Oct 5, 2017, 12:18:19 AM10/5/17

to Qiime 1 Forum

Daniela,

A couple of things seem weird in the log file output. When I went back and looked at a recent experiment of my own, I see lines like:

H 43902 313 94.9 + 0 0 20I190M2I123M1066I denovo1 er.7366.1_2423323 177468

That is, the query ID shows up in column 9 (denovo1 er.7366.1_2423323), and the reference ID shows up in column 10 (177468). Your columns seem reversed from what I have. Would you mind sending the assign_taxonomy.py command you used?

The other thing that seems off is the semicolon after the ID in column 9. I would expect something like "KT20_1394883" rather than "KT20_1394883;size=1;" -- would you check your files to see where this ";size=1;" business is in the input file? Apologies if I'm missing something here.

Best,

Kyle

dpaim

unread,

Oct 5, 2017, 10:31:25 AM10/5/17

to Qiime 1 Forum

Hi Kyle,

Thanks for your message. In fact my log file seems weird based on what you described, and I've checked some other results from other data and I always have the same pattern in the log files.
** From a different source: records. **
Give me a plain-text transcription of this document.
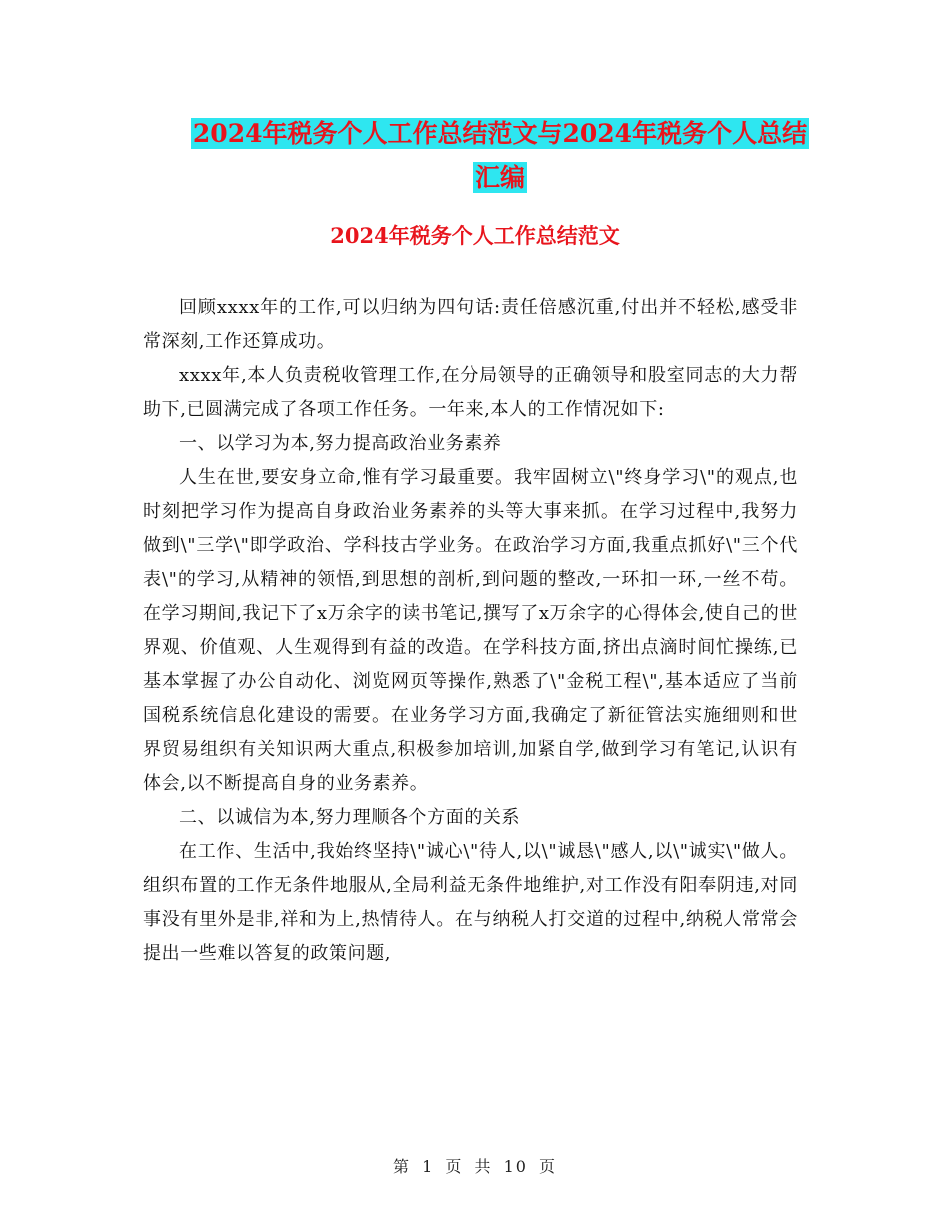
2024年税务个人工作总结范文与2024年税务个人总结
汇编
2024年税务个人工作总结范文

回顾xxxx年的工作,可以归纳为四句话:责任倍感沉重,付出并不轻松,感受非常深刻,工作还算成功。

xxxx年,本人负责税收管理工作,在分局领导的正确领导和股室同志的大力帮助下,已圆满完成了各项工作任务。一年来,本人的工作情况如下:

一、以学习为本,努力提高政治业务素养

人生在世,要安身立命,惟有学习最重要。我牢固树立\"终身学习\"的观点,也时刻把学习作为提高自身政治业务素养的头等大事来抓。在学习过程中,我努力做到\"三学\"即学政治、学科技古学业务。在政治学习方面,我重点抓好\"三个代表\"的学习,从精神的领悟,到思想的剖析,到问题的整改,一环扣一环,一丝不苟。在学习期间,我记下了x万余字的读书笔记,撰写了x万余字的心得体会,使自己的世界观、价值观、人生观得到有益的改造。在学科技方面,挤出点滴时间忙操练,已基本掌握了办公自动化、浏览网页等操作,熟悉了\"金税工程\",基本适应了当前国税系统信息化建设的需要。在业务学习方面,我确定了新征管法实施细则和世界贸易组织有关知识两大重点,积极参加培训,加紧自学,做到学习有笔记,认识有体会,以不断提高自身的业务素养。

二、以诚信为本,努力理顺各个方面的关系

在工作、生活中,我始终坚持\"诚心\"待人,以\"诚恳\"感人,以\"诚实\"做人。组织布置的工作无条件地服从,全局利益无条件地维护,对工作没有阳奉阴违,对同事没有里外是非,祥和为上,热情待人。在与纳税人打交道的过程中,纳税人常常会提出一些难以答复的政策问题,

第 1 页 共 10 页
The assign_taxonomy.py command from the log file of pick_open_reference_otus.py is

# Assign taxonomy command

assign_taxonomy.py -o otus_usearch_chimera_filtered//uclust_assigned_taxonomy -i otus_usearch_chimera_filtered//rep_set.fna --reference_seqs_fp /users/SILVA_128_QIIME_release/rep_set/rep_set_all/97/97_otus.fasta --id_to_taxonomy_fp /users/SILVA_128_QIIME_release/taxonomy/taxonomy_all/97/taxonomy_all_levels.txt

I've checked the input files and the ";size=1;" is not there, it only appears in the log files. I am attaching a sample of my input file (i.e. rep_set.fna) and also the output of print_qiime_config.py -t.

All the best,

Daniela

qiime_config_output.txt

sample_rep_set.fna

Kyle Bittinger

unread,

Oct 5, 2017, 10:53:06 PM10/5/17

to Qiime 1 Forum

I'll try assigning these against the same reference set and let you know what I find -- might be over the weekend when I get back to you.

Best,

Kyle

dpaim

unread,

Oct 10, 2017, 3:31:27 PM10/10/17

to Qiime 1 Forum

Hi Kyle,

Sorry to disturb you again, but did you have the chance assign taxonomy to my sample data? I've tried also to use rdp to assign taxonomy to the sequences and even though the log files still look like:

H 65347 128 98.4 + 0 0 1637I66MI59M3D KT18_1250754;size=23731; AB081640.1.1763

N * * * . * * * KT6_433270;size=23230; *

H 14287 129 98.4 + 0 0 1644I129M19I KT1_69219;size=23151; GU067954.1.1798

I got better results, meaning few OTUs were unclassified and most of those unassigned OTUs now have at least a domain classification. However I still find cases where an OTU is classified only at the domain level but when blasting the representative sequence against the same Silva_db all the top hits agreed at the family level.